If you are a vegetarian and have purchased McDonald’s fries within the last 11 years believing them to contain no animal ingredients based on the deceptive media campaign by McDonald’s, you may be eligible to participate in this class-action lawsuit. Please complete, sign and mail your declaration directly to Mr. Bharti.

Hmmm… why should animal rights activists have all the fun? If McDonald’s was being deceptive when it forgot to mention that its “vegetarian” french fries actually contained an infinitesimally small amount o beef extract, that pales in comparison to the snow job that People for the Ethical Treatment of Animals and the Humane Society of the United States have been pulling off for the last couple decades.

If McDonald’s had half the temerity that HSUS does, they’d have been touting their Big Mac as vegan!

Source:

Class Action Suit Filed Against Deceptive McDonald’s. The Progressive Animal Welfare Society, Press Release, 2001.

PETA Protests Animal Planet Show Featuring Breeders

People for the Ethical Treatment of Animals is urging animal rights activists to protest an upcoming new series on Animal Planet, “That’s My Baby.” The show will focus on baby animals and has been soliciting animal breeders in some parts of the country for stories. According to a press release,

The proposed TV series… will undoubtedly lead people to buy or breed animals, at the expense of the millions of homeless animals who are euthanized in shelters every year. Instead of glorifying irresponsible breeding, Animal Planet should discourage breeding at all levels. Please don’t let unfortunate dogs and cats die for Animal Planet’s TV ratings.

If the focus of the show is going to be on small breeders there is plenty of evidence that animals purchased from such breeders are far less likely to end up abandoned than are animals obtained in other ways (such as from a retail outlet or from a friend or neighbor trying to unload an unwanted animal).

Source:

Animal Planet Irresponsibly Promotes Breeding While Millions of Homeless Animals Die. People for the Ethical Treatment of Animals, Press Release, June 2001.
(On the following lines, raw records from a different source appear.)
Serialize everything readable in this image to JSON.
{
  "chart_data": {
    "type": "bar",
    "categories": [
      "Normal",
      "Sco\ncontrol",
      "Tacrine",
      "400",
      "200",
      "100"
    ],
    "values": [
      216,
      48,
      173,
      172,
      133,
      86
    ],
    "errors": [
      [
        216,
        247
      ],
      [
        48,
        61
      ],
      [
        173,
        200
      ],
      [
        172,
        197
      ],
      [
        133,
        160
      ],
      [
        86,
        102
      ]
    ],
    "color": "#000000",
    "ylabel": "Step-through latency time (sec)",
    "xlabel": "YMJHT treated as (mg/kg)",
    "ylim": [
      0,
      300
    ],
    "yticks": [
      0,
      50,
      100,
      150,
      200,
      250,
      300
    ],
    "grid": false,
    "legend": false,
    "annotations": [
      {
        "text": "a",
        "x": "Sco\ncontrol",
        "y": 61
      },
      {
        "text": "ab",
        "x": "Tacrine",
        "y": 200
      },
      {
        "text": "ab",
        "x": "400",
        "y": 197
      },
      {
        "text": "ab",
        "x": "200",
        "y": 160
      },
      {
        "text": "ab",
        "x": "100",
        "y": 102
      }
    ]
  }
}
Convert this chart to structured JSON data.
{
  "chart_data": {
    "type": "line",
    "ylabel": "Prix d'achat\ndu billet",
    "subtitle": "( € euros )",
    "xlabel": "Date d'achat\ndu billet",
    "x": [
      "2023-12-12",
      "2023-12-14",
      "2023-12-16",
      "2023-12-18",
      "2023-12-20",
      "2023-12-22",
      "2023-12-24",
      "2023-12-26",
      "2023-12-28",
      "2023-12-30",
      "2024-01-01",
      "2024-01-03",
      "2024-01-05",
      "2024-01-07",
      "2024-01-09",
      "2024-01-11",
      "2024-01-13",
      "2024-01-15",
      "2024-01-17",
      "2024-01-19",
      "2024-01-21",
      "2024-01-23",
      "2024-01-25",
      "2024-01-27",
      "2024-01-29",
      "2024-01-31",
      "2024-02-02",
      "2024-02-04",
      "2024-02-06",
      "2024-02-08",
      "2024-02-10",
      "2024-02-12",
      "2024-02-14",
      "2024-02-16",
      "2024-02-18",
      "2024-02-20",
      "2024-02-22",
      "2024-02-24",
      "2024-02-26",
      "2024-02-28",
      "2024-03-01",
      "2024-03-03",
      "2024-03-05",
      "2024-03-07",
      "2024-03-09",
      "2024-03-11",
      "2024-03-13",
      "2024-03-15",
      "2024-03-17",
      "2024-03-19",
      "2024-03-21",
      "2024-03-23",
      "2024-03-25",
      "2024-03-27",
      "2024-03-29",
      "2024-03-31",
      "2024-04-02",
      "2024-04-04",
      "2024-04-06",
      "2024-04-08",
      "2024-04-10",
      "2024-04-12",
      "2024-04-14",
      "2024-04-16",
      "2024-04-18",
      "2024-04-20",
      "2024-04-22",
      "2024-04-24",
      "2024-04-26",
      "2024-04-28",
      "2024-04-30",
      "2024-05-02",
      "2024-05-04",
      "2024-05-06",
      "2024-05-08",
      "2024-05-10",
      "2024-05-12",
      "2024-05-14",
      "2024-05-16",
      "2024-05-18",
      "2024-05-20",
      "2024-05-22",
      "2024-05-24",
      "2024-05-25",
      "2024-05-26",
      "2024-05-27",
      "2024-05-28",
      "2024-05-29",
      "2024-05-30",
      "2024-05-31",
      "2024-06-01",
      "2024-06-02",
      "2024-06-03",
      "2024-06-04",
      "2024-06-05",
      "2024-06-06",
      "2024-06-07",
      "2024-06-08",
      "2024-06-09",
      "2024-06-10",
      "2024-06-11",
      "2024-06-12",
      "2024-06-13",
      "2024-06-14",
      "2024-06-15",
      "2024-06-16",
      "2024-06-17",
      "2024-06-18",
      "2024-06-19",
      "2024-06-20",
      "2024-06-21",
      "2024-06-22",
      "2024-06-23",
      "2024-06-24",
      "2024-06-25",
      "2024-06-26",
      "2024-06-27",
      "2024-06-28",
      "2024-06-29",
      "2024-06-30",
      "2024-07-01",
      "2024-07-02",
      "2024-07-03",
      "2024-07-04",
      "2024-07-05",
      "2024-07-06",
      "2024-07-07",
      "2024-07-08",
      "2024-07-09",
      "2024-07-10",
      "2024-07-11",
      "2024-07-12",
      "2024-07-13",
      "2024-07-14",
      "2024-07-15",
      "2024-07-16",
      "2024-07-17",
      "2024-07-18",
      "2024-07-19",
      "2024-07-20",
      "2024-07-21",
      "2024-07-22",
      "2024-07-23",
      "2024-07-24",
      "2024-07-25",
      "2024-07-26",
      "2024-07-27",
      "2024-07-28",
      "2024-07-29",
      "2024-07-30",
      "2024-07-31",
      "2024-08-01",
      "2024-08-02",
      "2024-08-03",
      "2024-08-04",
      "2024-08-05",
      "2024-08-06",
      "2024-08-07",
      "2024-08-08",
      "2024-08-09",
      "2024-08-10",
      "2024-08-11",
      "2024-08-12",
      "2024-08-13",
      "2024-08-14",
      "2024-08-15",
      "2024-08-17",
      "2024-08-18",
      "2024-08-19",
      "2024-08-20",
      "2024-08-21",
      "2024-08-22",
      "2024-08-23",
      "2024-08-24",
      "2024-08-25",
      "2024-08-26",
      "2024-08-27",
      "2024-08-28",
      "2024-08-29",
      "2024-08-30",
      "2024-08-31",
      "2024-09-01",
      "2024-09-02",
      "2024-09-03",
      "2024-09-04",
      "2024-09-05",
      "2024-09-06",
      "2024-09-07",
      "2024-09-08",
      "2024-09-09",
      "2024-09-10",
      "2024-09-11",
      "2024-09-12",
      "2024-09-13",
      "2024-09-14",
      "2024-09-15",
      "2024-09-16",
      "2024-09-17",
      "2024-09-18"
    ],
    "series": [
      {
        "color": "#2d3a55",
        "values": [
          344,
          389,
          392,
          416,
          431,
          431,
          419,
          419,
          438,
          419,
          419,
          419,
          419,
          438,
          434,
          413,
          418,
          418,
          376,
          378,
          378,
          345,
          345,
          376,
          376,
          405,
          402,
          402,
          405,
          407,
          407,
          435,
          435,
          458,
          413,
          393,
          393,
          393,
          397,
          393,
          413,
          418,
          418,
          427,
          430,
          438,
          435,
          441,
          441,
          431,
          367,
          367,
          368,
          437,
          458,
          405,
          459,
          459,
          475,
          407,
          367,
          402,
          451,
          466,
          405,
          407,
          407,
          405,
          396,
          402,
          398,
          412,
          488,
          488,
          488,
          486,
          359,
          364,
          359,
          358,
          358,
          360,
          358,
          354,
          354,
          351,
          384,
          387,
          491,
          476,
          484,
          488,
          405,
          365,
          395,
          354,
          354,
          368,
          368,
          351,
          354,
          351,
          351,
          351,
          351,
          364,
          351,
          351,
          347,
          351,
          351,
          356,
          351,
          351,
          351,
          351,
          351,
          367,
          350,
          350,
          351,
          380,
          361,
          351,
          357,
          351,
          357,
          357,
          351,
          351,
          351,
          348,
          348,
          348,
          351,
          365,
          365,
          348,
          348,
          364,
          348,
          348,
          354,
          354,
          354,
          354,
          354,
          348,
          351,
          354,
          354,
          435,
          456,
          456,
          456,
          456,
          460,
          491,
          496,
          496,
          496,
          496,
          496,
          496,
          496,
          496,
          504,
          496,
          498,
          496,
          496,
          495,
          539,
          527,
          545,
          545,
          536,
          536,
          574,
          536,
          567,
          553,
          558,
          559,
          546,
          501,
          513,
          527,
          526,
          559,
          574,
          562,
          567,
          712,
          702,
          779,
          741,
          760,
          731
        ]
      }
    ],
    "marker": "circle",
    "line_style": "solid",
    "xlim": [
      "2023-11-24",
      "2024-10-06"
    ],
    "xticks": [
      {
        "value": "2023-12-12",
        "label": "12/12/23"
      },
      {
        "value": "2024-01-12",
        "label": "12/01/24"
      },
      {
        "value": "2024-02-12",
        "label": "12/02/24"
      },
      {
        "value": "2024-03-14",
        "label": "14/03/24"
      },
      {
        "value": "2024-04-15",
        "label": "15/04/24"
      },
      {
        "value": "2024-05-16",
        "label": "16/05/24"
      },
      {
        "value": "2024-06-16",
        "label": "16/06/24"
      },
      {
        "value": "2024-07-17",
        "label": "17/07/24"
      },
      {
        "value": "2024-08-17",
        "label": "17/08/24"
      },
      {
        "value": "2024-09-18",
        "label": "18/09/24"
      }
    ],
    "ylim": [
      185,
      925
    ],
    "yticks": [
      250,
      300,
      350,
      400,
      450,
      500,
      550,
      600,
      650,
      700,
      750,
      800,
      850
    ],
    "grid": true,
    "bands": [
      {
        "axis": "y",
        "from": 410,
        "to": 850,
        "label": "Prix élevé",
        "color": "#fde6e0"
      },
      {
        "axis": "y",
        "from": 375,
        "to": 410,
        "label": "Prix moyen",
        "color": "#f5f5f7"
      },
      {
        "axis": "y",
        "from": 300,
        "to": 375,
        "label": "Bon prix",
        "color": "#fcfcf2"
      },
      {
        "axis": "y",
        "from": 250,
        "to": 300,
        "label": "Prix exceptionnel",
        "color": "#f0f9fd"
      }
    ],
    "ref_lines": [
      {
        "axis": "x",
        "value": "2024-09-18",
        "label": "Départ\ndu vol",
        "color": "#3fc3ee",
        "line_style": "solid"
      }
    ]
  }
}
Peter Singer’s Odd Take on Sex Selective Abortions

Salon.Com published an interview of philosopher Peter Singer conducted by freelancer Viktor Frolke. Singer is, to my mind, one of the most noxious human beings to hold such a prestigious academic position, and he confirms that view in this interview. Of particular relevance to this site is Singer’s views on sex-selective abortion.

Most people who are in favor of abortion are generally either in favor or opposed to allowing sex selective abortion. Singer is the first person I’ve come across to argue that it is okay to selectively abort boys, but not okay to selectively abort girls.

Frolke: What would not be a perfectly good reason for an abortion?

Singer: There’s a difference between early and late abortions. If you have a late abortion, where the fetus might feel pain, then I think you should have a good reason. Because then you’re inflicting pain. As you go through the third trimester, you need to have more serious reasons to end a pregnancy. For instance, I would not support ending a pregnancy only because you want a boy and you’re going to get a girl, because it would reinforce sex discrimination. But if you already have two boys and you want a girl, that could be enough reason for abortion.

I would think sex selective abortion is moral or immoral independently of the putative sex of the fetus and/or the number of siblings of any given sex the potential child would have. Leave it to an esteemed philosopher to set me straight.

Source:

“Professor Death”. Viktor Frolke, Salon.Com, June 25, 2001.